Чудовище внутри меня - страница 16



– Хорошо. Я готов выслушать всё, что ты готов сообщить по этому делу.

– Фу, – сказал Обозько. – Насколько же ты пошл в своём официозе. Это действительно интересное и загадочное дело. В наших местах происходило много чего чудного и фантастичного. Хотя ты, наверное, кое-что помнишь. Ведь всё началось ещё тогда, когда нас захлестнула вся эта возня с царскими деньгами.

– Помню. Тогда говорили много всякого, но это всё домыслы и досужие сплетни. Не думаю, что такое могло быть на самом деле.

Обозько ухватил бутылку коньяка. Наполнил стаканы.

– Твоё здоровье! – Он приветственно поднял стакан и неторопливо, мелкими глотками, осушил его. Раскурил новую сигару. Предложил мне. Я отказался. Он с удобством откинулся на спинку кресла, положил ногу на ногу и, держа в одной руке стакан, а в другой сигару, приступил к рассказу.

– Ну, так ты всё же послушай. Начну издалека. С того момента, когда по школе стал болтаться этот самый Садов, будто впавший в прострацию – глючащий и спящий на ходу. Помнишь?

– Такое не забывается.

– Верно. Не каждый день в школе заводится сомнамбула. Он и без того был чудиком. Грязнулей. С прибамбахами пацан. Такого было грех не отколошматить.
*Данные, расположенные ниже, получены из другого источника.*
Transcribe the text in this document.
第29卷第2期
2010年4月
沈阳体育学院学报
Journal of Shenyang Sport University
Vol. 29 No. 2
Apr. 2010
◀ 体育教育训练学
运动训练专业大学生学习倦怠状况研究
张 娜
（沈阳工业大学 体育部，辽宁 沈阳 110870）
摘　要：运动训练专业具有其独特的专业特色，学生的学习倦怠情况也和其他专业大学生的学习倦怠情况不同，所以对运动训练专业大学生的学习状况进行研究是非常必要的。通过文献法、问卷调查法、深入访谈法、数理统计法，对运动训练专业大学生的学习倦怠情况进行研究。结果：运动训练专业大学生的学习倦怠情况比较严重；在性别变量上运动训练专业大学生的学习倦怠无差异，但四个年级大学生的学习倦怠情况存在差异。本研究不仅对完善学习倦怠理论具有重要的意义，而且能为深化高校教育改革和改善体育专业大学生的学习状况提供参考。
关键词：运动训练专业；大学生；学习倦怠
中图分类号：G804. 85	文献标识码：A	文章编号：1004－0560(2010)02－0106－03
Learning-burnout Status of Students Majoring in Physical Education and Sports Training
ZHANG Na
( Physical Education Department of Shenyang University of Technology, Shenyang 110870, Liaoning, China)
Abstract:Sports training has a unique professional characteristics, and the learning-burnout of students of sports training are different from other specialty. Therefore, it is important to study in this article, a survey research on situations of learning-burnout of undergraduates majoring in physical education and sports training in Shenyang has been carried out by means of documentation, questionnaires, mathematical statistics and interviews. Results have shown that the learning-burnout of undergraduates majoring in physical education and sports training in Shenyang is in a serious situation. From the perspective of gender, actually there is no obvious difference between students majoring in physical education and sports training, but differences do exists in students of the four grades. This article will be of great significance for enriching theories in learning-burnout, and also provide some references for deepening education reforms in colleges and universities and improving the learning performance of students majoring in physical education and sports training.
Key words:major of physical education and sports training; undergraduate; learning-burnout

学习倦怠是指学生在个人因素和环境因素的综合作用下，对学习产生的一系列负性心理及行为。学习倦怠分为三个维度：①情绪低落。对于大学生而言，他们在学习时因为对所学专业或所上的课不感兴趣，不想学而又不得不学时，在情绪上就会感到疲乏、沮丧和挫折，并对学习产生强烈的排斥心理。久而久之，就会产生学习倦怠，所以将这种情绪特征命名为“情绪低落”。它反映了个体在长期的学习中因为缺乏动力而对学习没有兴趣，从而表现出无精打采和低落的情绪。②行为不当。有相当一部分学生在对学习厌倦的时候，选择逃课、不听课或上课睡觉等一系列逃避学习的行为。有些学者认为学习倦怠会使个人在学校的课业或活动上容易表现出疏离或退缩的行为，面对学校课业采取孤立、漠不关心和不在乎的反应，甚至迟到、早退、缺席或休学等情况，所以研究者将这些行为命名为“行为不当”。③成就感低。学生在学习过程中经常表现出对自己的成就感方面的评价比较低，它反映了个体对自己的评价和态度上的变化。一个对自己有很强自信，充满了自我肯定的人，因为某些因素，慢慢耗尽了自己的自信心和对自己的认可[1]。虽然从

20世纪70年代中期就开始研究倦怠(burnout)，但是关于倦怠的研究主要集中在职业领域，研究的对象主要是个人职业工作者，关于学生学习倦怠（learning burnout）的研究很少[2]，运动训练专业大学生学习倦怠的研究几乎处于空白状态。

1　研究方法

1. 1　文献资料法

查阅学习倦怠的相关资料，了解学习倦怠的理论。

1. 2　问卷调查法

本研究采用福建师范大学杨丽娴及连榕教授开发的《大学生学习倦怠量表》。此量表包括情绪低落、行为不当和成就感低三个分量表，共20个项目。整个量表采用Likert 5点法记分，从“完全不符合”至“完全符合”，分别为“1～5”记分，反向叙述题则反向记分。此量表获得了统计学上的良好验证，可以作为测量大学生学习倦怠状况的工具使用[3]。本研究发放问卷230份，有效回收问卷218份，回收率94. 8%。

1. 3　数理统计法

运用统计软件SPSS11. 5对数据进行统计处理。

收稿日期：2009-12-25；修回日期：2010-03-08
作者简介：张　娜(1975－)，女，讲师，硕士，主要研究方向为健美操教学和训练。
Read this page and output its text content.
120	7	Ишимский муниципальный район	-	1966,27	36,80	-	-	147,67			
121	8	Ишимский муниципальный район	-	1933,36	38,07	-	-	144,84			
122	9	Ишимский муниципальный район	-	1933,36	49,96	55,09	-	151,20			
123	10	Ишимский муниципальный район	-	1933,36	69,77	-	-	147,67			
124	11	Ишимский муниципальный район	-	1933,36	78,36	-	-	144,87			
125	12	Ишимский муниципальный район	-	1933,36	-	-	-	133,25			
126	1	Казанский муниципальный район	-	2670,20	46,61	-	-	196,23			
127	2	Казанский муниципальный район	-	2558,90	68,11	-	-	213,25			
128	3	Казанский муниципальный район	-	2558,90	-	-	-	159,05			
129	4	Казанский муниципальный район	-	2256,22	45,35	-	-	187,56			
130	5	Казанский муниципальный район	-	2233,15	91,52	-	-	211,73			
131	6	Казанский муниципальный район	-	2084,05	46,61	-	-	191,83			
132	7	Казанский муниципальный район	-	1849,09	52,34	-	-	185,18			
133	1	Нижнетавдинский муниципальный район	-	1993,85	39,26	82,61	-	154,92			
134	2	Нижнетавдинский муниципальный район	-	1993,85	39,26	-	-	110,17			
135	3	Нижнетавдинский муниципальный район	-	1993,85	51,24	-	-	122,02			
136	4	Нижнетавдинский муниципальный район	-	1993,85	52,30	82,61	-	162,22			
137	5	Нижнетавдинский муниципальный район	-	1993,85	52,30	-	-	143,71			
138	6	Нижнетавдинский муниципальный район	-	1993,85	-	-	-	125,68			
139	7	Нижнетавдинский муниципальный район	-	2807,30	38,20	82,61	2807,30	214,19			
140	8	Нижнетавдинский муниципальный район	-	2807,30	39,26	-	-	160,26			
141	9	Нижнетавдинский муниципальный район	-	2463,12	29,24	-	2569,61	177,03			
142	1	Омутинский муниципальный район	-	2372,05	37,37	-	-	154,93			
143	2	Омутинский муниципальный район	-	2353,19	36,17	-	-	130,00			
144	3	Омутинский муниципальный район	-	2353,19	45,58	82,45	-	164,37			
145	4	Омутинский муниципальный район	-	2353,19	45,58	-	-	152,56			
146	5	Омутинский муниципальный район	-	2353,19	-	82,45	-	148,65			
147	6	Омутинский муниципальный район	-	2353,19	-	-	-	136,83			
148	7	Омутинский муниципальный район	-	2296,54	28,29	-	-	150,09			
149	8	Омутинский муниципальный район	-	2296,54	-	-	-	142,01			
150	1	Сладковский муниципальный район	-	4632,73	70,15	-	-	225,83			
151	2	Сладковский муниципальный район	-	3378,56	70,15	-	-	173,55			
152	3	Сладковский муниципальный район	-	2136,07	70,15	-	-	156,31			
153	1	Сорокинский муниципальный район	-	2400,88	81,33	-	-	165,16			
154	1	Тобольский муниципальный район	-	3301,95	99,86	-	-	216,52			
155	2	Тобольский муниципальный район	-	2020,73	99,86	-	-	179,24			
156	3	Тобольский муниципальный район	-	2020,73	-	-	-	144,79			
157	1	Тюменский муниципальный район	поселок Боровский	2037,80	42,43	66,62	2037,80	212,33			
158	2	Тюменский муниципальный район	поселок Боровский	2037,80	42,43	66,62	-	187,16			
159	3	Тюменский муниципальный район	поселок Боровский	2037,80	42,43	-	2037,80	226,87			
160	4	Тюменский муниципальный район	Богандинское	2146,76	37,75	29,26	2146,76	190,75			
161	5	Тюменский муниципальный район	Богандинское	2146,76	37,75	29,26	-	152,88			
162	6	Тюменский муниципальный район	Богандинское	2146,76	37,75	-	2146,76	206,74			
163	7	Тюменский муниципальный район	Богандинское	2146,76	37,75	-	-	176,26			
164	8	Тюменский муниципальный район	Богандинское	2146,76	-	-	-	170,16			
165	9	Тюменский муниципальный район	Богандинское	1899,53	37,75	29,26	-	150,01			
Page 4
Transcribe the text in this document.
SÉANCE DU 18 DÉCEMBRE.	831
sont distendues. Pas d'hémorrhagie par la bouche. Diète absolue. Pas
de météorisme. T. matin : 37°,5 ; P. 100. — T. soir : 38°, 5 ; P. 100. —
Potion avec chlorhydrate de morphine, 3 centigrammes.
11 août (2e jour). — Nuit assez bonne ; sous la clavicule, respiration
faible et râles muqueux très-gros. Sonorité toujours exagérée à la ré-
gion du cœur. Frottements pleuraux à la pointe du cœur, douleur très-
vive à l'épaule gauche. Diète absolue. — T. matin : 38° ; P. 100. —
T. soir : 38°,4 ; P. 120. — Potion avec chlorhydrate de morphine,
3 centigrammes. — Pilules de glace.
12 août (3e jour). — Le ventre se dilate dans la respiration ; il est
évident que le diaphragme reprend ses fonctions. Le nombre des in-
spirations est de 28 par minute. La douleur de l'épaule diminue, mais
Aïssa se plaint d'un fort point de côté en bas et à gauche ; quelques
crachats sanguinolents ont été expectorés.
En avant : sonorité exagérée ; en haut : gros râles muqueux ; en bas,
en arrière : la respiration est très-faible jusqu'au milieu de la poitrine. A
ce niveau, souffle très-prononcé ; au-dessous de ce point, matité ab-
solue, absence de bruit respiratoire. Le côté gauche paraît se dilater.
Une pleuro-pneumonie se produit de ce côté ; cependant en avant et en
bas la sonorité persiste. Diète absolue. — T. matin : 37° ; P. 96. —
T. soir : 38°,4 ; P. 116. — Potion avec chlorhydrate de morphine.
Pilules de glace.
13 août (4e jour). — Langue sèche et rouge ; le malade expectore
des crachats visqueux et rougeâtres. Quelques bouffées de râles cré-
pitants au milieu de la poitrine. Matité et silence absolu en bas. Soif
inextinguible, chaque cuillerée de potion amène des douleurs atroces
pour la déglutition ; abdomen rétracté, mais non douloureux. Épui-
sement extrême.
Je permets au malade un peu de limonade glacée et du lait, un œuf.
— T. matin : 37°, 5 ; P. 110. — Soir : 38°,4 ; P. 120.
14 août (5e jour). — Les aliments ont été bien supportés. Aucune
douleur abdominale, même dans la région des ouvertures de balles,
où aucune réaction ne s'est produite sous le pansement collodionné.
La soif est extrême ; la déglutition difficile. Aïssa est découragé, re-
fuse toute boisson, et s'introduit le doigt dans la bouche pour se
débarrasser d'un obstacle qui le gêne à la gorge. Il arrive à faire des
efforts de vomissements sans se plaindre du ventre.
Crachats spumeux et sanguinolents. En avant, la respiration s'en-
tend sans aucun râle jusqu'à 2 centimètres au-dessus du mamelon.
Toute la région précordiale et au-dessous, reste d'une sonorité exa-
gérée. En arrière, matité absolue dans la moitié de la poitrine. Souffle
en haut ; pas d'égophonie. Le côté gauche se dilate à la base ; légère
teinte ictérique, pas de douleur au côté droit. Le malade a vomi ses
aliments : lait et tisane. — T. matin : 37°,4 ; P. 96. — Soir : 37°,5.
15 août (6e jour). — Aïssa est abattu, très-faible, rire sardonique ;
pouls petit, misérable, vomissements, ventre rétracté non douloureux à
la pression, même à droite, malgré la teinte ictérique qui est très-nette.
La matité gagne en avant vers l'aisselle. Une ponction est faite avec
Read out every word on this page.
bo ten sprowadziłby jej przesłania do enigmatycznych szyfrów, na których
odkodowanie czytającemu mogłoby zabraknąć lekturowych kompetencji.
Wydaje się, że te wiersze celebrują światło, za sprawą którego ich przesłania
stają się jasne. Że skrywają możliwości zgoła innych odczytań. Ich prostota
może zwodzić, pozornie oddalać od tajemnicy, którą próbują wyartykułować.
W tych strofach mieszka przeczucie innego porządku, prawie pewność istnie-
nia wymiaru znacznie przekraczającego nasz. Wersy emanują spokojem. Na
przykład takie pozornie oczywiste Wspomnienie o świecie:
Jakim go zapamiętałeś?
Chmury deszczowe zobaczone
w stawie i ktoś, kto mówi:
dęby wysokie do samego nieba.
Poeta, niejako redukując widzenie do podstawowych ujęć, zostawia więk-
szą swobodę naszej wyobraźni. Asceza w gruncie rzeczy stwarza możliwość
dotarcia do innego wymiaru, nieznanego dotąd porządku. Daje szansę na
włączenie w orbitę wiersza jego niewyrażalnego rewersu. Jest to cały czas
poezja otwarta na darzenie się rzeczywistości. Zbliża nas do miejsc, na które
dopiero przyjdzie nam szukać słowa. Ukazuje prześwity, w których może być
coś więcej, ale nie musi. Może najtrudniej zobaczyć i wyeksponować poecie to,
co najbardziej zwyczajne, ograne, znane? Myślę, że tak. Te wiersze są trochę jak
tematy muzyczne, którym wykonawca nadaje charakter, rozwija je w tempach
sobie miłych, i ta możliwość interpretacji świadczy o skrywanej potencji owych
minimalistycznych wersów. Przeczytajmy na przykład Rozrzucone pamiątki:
Долбишь его и думаешь: «Может, проснётся, может, человеком станет?» А то впадёшь в такое остервенение… и вот мажешь от плеча, со всего маха! А он такой жалкий, зажмётся в углу, руками прикрывается, чего-то попискивает – и никакого отпора. Так бы и раздавить! – Обозько пухлыми короткими пальцами стиснул пухлый коньячный стакан, вытолкнул из себя густое облако дыма и в сердцах изобразил плевок, то ли от злобы, то ли от омерзения, то ли от желания отогнать навязчивый образ, явившийся из давно минувшего.

Он опомнился, – видимо, сообразил, насколько неблагоприятное впечатление он может на меня произвести, какие появятся у меня мысли от такого поведения и отношения к Садову. Посмотрел на меня с замешательством.

– А вообще-то мы его не замечали… ходит – и пусть ходит, – сказал он. – Мало ли кто есть вокруг… вот ты, например. Ты тоже там был. Мы с тобой толком и не знались. Но сейчас нам это не помешает, верно? Единое прошлое сплотит нас крепче… ну, крепче… не знаю чего. В голову лезет одна несуразица: бабы, выпивка – кутёж, в общем. – Он опять посмотрел исподлобья – умоляюще или, может, просительно?

– Я понял, – подбодрил я Обозько. – Продолжай. Что ты там накопал? Только – правду, без всяких прикрас и без отсебятины.

– Нет, что ты, я всё – как есть! Зачем врать? В таком деле лишняя несуразица – пиши пропало. И без того достаёт всяческой галиматьи. Куда ни сунешься, везде – дрянь, в которую и верить-то ни с руки. А веришь! Веришь, потому что сам там был – в том времени. И здесь был, то есть теперь… был, и пропитался обстановкой, почувствовал атмосферу – видел отголоски большого дела, проходящего стороной от всеобщих глаз. Ты, наверное, не знаешь, но мой отец был непосредственным участником тех событий.

– Да что ты?

– Представь себе. Когда я заполучил в личное пользование пять рублей, получилось так, что их увидел отец. И я был вынужден рассказать ему о кладе, якобы спрятанном в стенах вот этого здания, который случайно открылся неким ребятам, но кроме этих, никому теперь не нужных, денег, они ничего не нашли. Может, плохо искали, а может, больше ничего нету. Ну, а если есть, вот уж кому-то повезёт!

Долго я слушал Обозько, но его рассказ так и не был окончен. Мы отложили его на вечер – до нашей встречи в ресторанном зале. Я по-прежнему хотел оглядеть милую моему сердцу сторонку, а для этого мне надо было хорошенько отдохнуть, то есть полноценно поесть и пораньше улечься спать.